# Linear Classification

In this lab you will implement parts of a linear classification model using the regularized empirical risk minimization principle. By completing this lab and analysing the code, you gain deeper understanding of these type of models, and of gradient descent.


## Problem Setting

The dataset describes diagnosing of cardiac Single Proton Emission Computed Tomography (SPECT) images. Each of the patients is classified into two categories: normal (1) and abnormal (0). The training data contains 80 SPECT images from which 22 binary features have been extracted. The goal is to predict the label for an unseen test set of 187 tomography images.

In [132]:
import urllib
import pandas as pd
import numpy as np
from sklearn.ensemble import RandomForestClassifier
from sklearn.tree import DecisionTreeClassifier
from sklearn.metrics import zero_one_loss
# for auto-reloading external modules
# see http://stackoverflow.com/questions/1907993/autoreload-of-modules-in-ipython
%load_ext autoreload
%autoreload 2
np.set_printoptions(precision=4)

urllib.request.urlretrieve("http://archive.ics.uci.edu/ml/machine-learning-databases/spect/SPECT.train", "SPECT.train")
urllib.request.urlretrieve("http://archive.ics.uci.edu/ml/machine-learning-databases/spect/SPECT.test", "SPECT.test")

df_train = pd.read_csv('SPECT.train',header=None)
df_test = pd.read_csv('SPECT.test',header=None)
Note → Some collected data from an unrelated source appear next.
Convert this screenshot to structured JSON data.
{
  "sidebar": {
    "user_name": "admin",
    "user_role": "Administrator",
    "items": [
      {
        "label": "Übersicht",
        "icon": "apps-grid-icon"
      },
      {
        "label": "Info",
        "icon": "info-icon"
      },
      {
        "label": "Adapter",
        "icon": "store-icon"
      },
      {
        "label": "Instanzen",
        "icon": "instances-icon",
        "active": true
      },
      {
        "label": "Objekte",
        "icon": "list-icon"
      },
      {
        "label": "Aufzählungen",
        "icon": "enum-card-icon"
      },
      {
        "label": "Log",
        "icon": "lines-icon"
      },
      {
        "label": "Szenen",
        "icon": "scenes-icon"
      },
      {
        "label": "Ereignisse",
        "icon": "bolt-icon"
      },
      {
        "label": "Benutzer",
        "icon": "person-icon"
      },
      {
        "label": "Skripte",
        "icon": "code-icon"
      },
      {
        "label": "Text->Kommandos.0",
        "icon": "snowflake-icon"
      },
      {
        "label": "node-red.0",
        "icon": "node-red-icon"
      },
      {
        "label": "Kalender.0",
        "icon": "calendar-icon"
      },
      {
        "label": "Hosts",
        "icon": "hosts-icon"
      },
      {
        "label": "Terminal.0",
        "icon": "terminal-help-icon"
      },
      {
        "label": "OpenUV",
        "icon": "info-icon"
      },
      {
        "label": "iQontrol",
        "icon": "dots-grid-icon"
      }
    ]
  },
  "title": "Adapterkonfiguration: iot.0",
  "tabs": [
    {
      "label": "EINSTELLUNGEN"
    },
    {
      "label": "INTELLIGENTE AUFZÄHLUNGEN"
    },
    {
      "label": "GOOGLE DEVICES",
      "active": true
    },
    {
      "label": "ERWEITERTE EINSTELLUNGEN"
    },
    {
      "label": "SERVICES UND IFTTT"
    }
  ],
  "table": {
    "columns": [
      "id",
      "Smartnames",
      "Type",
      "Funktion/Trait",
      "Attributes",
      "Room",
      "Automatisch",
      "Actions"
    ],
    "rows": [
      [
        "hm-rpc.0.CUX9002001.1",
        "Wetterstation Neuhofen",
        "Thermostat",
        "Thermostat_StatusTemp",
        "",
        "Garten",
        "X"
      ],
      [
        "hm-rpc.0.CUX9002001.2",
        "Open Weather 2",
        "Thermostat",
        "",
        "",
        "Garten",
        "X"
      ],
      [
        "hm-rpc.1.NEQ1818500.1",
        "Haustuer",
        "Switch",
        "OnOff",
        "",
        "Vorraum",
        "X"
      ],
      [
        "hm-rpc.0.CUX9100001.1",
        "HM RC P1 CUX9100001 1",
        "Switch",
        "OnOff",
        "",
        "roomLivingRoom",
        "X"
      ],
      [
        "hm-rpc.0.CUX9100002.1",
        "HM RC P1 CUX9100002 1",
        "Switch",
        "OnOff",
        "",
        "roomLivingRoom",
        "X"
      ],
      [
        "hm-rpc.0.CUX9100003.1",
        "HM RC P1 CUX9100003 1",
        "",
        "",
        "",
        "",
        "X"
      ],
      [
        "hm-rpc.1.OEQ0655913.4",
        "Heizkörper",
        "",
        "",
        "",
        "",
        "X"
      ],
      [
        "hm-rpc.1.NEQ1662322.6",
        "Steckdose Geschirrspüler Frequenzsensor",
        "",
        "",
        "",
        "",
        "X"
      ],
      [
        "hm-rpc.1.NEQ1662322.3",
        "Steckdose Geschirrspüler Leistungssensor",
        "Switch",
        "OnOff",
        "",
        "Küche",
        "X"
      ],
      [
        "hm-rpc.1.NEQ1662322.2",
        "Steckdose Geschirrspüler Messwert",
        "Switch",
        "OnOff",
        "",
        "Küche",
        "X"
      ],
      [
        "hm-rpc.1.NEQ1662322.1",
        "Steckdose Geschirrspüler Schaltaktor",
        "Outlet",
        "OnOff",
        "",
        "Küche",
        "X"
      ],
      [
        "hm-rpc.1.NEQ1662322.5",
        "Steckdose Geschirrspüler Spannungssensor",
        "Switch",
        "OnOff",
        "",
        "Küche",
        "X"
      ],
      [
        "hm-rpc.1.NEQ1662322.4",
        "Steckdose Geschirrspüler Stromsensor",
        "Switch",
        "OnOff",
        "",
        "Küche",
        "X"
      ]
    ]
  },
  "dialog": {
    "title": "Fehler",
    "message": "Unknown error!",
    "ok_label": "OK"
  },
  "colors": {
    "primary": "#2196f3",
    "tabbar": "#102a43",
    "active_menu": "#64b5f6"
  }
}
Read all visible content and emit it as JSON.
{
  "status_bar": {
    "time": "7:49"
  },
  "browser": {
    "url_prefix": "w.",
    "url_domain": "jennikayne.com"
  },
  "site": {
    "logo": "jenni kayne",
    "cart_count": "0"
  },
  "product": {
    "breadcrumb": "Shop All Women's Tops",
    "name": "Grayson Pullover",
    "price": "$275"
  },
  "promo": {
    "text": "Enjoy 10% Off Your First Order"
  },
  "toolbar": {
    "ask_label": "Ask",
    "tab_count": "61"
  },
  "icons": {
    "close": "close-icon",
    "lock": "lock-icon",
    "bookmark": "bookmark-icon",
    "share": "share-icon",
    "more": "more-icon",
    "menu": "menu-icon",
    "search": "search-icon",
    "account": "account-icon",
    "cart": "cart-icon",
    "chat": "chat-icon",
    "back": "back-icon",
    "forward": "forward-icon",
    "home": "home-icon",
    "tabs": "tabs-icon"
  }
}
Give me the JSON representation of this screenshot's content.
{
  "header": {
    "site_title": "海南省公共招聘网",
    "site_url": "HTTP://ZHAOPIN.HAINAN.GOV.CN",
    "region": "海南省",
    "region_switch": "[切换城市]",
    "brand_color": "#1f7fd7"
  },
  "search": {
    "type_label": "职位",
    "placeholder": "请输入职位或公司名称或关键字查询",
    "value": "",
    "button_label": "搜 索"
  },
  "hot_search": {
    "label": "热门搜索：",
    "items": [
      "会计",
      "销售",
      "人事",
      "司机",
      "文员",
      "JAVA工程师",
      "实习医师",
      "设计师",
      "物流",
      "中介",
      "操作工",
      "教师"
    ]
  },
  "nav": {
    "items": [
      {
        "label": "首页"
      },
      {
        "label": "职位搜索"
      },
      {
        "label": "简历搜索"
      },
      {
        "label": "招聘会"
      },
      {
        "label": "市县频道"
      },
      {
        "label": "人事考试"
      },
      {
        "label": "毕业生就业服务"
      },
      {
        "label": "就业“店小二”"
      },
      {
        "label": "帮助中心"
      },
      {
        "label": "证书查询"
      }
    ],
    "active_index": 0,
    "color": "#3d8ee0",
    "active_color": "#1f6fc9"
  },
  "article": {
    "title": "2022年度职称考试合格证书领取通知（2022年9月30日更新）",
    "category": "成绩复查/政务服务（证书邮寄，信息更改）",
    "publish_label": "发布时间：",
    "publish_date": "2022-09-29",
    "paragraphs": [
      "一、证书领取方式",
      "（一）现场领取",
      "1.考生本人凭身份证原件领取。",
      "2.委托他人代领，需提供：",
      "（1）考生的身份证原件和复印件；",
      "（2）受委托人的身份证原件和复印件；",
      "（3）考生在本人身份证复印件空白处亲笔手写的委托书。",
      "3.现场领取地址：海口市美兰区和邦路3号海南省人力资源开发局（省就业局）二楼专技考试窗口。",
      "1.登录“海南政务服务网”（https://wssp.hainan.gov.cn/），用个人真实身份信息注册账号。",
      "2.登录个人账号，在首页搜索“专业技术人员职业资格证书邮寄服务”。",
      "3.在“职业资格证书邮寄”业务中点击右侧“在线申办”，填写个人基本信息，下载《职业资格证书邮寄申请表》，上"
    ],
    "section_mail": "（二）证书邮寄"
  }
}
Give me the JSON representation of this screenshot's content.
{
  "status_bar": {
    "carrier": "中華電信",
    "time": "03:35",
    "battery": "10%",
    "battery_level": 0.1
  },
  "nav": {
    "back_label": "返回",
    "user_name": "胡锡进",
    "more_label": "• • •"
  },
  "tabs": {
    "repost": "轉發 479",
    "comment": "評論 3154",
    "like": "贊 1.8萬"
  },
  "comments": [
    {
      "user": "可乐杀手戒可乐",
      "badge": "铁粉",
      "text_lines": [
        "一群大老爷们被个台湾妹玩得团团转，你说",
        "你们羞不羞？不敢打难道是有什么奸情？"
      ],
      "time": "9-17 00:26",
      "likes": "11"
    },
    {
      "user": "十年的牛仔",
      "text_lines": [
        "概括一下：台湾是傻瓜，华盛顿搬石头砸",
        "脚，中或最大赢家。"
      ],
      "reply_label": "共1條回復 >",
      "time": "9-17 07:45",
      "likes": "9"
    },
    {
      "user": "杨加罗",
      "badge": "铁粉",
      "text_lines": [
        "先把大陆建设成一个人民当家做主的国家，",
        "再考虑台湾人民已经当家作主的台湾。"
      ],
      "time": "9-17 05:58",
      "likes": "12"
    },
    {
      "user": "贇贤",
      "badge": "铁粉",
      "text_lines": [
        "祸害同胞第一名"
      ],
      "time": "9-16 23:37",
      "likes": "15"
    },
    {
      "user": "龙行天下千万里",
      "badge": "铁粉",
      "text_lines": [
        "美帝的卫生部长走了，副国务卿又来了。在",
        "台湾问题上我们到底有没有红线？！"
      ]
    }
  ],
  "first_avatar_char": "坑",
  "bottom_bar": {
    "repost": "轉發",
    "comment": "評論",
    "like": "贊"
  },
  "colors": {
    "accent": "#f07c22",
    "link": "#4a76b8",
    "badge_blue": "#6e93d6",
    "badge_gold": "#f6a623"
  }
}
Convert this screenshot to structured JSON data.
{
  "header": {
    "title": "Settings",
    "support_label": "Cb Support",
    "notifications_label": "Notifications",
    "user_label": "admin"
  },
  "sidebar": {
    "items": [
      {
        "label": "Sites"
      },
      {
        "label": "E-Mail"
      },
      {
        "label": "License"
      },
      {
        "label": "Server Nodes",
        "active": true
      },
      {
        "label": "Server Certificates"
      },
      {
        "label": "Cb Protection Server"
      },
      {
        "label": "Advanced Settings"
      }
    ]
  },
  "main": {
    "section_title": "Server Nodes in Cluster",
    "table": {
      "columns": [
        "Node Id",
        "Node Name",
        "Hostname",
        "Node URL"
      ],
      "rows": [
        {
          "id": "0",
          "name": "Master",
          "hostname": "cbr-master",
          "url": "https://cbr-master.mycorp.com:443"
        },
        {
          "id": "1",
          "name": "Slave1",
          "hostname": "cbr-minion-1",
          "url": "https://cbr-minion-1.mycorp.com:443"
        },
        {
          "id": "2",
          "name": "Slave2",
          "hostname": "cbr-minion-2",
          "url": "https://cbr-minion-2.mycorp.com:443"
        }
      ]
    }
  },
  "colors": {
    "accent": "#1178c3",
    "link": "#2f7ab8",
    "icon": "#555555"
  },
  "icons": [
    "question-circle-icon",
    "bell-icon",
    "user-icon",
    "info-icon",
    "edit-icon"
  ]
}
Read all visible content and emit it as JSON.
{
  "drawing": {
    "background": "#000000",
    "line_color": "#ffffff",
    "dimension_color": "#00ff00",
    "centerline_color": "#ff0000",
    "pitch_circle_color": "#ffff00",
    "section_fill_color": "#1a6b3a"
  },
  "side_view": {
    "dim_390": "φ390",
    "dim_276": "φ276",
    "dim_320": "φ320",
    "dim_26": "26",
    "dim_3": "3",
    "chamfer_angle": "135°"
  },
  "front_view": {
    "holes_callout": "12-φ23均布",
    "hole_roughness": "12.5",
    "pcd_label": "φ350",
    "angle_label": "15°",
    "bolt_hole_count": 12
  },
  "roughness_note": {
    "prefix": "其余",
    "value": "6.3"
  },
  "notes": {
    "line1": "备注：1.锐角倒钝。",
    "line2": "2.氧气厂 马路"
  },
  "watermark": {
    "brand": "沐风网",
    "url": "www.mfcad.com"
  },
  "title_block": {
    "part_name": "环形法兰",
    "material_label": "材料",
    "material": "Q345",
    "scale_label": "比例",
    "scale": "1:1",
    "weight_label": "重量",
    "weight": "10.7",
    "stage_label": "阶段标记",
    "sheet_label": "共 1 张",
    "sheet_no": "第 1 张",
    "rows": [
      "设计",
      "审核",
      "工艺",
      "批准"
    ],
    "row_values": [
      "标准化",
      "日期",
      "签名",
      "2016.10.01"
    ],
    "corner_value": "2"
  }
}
train = df_train.as_matrix()
test = df_test.as_matrix()

y_train = train[:,0]
X_train = train[:,1:]
y_test = test[:,0]
X_test = test[:,1:]

The autoreload extension is already loaded. To reload it, use:
  %reload_ext autoreload


### Exercise 1

Analyze the function learn_reg_ERM(X,y,lambda) which for a given $n\times m$ data matrix $\textbf{X}$ and binary class label $\textbf{y}$ learns and returns a linear model $\textbf{w}$.
The binary class label has to be transformed so that its range is $\left \{-1,1 \right \}$. 
The trade-off parameter between the empirical loss and the regularizer is given by $\lambda > 0$. 
Try to understand each step of the learning algorithm and comment each line.

In [90]:
def learn_reg_ERM(X,y,lbda):
    # maximum iterations of algorithm
    max_iter = 200
    # Threshold
    e  = 0.001
    # Step size/ learning rate
    alpha = 1.
    # init weights randomly
    w = np.random.randn(X.shape[1]);
    for k in np.arange(max_iter):
        # Compute intermediate values
        h = np.dot(X,w)
        # Compute hinge loss and gradient
        l,lg = loss(h, y)
        print('loss: {}'.format(np.mean(l)))
        # Compute L2 regularizer and gradient
        r,rg = reg(w, lbda)
        # Compute dot product of X and hinge loss gradient, add regularizer gradient
        # = full gradient
        g = np.dot(X.T,lg) + rg 
        # For all steps except the first
        if (k > 0):
            # Adjust learning rate
            alpha = alpha * (np.dot(g_old.T,g_old))/(np.dot((g_old - g).T,g_old))
        # Adjust weights
        w = w - alpha * g
        # End if < threshold
        if (np.linalg.norm(alpha * g) < e):
            break
        # save old gradient in order to be able to compute change
        g_old = g
    return w

### Exercise 2

Fill in the code for the function loss(h,y) which computes the hinge loss and its gradient. 
This function takes a given vector $\textbf{y}$ with the true labels $\in \left \{-1,1\right \}$ and a vector $\textbf{h}$ with the function values of the linear model as inputs. The function returns a vector $\textbf{l}$ with the hinge loss $\max(0, 1 − y_{i} h_{i})$ and a vector $\textbf{g}$ with the gradients of the hinge loss at the points $h_i$. The partial derivative of the hinge loss $h_i$ with respect to the $i$-th position of the weight vector $\textbf{w}$ is $g_{i} = −y x_{i}$ if $l_{i} > 0$, else $g_{i} = 0$).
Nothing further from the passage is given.